The Healthspan Project Glasgow
Established in 2020, THP Glasgow operates a number of initiatives at the University of Glasgow to support the fight against age-related disease, including the HRA@Glasgow programme.
HRA@Glasgow 2020 – 2021
Applications will soon open for the 2020 – 2021 Healthspan Research Assistants programme. Please scroll down for further information.
HEALTHSPAN RESEARCH ASSISTANTS, UNIVERSITY OF GLASGOW
Healthspan Research Assistants (HRA) are passionate or curious about research within the field of ageing biology. HRA@Glasgow enables successful applicants to become actively involved in biogerontology-related research at the University of Glasgow.
HRA@GLASGOW 2020 – 2021 Intake
2020 – 2021 HRAs will assist with bioinformatic and/or wet-laboratory research in the laboratories of Dr Adam Dobson and Professor Alberto Sanz, based in the University of Glasgow’s Institute of Molecular, Cell and Systems Biology.
HRAs will have the opportunity to gain a deeper understanding of and contribute towards current research concerning mechanisms of organismal ageing and interventions against ageing. They will also gain broad scientific and interpersonal experience as an active member of a research team within the field of biogerontology-related science.
Applications are open to all non-finalist University of Glasgow undergraduates on a life sciences degree programme. Successful HRAs should be prepared to commit up to a maximum of 10 hours per week, and aware that this commitment will take place during term time. Hours are typically spread across multiple weekdays and occasionally weekends, depending on the nature of task/experiment. Please only apply if you are able to make such a commitment. Please note that this is a voluntary position that will not be funded.
Placement start: TBA
Placement end: HRAs are encouraged to benefit from a long-term placement and should plan their own end-date with their supervisor.
Application deadline: TBA
Applications will be reviewed together following the deadline, and NOT on a rolling basis.

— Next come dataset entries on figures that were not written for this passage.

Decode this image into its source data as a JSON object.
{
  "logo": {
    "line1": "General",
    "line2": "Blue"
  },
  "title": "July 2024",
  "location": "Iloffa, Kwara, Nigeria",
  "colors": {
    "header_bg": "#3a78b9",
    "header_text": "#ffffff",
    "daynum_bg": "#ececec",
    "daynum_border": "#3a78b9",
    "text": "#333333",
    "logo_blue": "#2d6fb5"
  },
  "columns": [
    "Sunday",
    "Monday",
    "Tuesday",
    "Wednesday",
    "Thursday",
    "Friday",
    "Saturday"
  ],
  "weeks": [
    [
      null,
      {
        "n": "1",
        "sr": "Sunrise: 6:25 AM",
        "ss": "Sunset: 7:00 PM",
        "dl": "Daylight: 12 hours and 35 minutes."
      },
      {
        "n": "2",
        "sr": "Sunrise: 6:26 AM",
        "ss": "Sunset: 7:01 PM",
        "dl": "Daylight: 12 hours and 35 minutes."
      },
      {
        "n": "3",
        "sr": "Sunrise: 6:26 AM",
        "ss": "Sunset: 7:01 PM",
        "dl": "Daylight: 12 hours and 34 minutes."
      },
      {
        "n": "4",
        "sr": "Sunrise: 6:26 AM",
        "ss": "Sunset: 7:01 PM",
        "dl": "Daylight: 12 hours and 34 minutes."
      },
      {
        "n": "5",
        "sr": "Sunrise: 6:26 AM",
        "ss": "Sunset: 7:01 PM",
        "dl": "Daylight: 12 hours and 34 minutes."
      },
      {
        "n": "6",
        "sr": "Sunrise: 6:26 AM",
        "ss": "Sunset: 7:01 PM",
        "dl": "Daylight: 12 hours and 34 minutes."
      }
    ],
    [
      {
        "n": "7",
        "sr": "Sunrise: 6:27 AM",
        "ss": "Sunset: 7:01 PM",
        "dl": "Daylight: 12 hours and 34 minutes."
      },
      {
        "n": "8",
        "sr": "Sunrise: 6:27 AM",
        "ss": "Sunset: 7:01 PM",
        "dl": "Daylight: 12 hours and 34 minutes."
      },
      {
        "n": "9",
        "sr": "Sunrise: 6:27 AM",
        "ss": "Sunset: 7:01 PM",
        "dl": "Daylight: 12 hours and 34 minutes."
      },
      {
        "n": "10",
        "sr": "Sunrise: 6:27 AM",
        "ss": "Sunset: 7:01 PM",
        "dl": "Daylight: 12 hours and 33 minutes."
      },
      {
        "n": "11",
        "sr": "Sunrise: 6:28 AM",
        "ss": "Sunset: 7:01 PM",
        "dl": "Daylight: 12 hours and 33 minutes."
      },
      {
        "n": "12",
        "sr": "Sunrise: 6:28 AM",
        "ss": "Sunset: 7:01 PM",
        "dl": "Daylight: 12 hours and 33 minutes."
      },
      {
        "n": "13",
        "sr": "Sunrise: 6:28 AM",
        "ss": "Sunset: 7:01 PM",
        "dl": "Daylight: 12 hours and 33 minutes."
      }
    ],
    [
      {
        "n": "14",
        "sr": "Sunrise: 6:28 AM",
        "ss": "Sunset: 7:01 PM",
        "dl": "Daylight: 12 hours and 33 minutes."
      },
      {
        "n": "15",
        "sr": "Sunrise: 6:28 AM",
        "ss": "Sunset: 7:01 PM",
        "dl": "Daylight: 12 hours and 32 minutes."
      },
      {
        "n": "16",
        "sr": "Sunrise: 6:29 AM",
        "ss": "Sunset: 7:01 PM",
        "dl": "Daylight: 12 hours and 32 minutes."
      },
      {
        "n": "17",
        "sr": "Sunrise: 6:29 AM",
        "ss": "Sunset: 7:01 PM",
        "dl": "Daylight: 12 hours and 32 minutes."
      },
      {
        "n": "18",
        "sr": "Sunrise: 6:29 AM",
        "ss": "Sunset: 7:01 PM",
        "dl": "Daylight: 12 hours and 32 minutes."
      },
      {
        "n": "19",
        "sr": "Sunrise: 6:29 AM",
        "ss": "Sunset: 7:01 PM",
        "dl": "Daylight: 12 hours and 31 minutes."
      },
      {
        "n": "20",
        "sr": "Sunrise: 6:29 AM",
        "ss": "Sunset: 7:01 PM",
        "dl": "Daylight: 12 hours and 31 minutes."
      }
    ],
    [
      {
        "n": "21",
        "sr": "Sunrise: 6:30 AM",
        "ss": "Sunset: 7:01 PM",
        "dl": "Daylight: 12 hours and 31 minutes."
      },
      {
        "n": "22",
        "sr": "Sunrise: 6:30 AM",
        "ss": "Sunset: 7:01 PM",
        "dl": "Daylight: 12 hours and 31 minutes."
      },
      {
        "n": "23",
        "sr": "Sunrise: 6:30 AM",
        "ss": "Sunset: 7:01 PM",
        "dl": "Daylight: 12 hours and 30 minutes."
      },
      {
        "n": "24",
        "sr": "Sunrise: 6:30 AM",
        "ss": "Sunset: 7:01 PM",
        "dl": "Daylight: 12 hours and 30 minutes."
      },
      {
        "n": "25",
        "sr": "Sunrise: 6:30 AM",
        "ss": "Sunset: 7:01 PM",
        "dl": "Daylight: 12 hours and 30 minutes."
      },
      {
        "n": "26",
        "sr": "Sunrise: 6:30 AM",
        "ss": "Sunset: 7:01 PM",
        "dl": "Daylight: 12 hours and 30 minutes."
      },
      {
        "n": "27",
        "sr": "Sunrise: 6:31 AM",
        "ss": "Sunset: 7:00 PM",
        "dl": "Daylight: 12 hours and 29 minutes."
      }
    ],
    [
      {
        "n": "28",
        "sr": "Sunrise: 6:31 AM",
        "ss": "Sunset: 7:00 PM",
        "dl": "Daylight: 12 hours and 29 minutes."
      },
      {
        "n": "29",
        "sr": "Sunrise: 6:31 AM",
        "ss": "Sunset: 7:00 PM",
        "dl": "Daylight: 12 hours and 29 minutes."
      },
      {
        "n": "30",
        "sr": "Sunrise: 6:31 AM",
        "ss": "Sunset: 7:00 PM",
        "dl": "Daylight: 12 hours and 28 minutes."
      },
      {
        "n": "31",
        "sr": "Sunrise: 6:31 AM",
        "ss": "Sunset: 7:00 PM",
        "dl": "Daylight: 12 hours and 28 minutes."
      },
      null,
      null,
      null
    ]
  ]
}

Shortlisted applicants will be invited to an informal interview.
2020 – 2021 Host Labs
Dr Adam Dobson
Nutrition affects all aspects of animal form and function, including development, adult health, and the biology of ageing. Consequently, both gut microbes and diet are important factors for lifelong health. Nutrient availability is unlikely to exactly match the consumer's needs, which vary genetically, by life stage, and also amongst distinct tissues. This mismatch of supply and demand means that animals have to "choose" how to use nutrients, and certain processes will be prioritised over others. This prioritisation results in biological tradeoffs, which underlie epidemics of human ill-health, including metabolic disease and diseases of ageing. I am interested in the function and evolution of nutrient signalling and metabolism. The ultimate goal is to promote health throughout the lifecourse by optimising microbiota and diet for individuals' needs. I primarily address these questions using the fruitfly, Drosophila melanogaster, to identify evolutionarily-conserved processes that could be targeted in other animals, including humans.
Dr Adam Dobson
HRAs will help with experiments to study impacts of genetic, dietary, microbial and pharmacological manipulations. These experiments will focus primarily on Drosophila lifespan, development, egg laying, though positive results from these experiments may also lead to additional molecular assays (e.g. gene expression, metabolic status).
Prof Alberto Sanz
Our laboratory investigates how mitochondria contribute to ageing and the onset of age-related diseases. We are particularly keen to understand the role of Reactive Oxygen Species (ROS) play in the ageing process. ROS are both essential cellular messengers and oxidants that cause oxidative damage. We aim to understand where, when and how ROS are generated within mitochondria. Besides, we want to identify the downstream targets and physiological actions triggered by site-specific ROS signalling. Our final goal is to develop new therapies to prevent or reverse age-related mitochondrial deterioration and loss of redox signalling in order to extend healthy lifespan.
Prof Alberto Sanz
The project aims to analyse data from the literature (including transcriptomics, metabolomics and proteomics data) to generate new fly (Drosophila melanogaster) models to manipulate mitochondrial function. We are looking for innovative ways to boost mitochondrial activity that can be translated to humans. Using these new fly models, HRAs will assist in generating new reagents and technologies to measure mitochondrial function and study redox signalling in vivo. We will perform lifespan studies to assess whether experimental modification of mitochondrial function alters lifespan. HRAs will be working at the Institute of Molecular, Cell and Systems Biology at the University of Glasgow. S/he will work in close collaboration with bioinformaticians, geneticists and biochemists and will receive training in one or more of the former disciplines.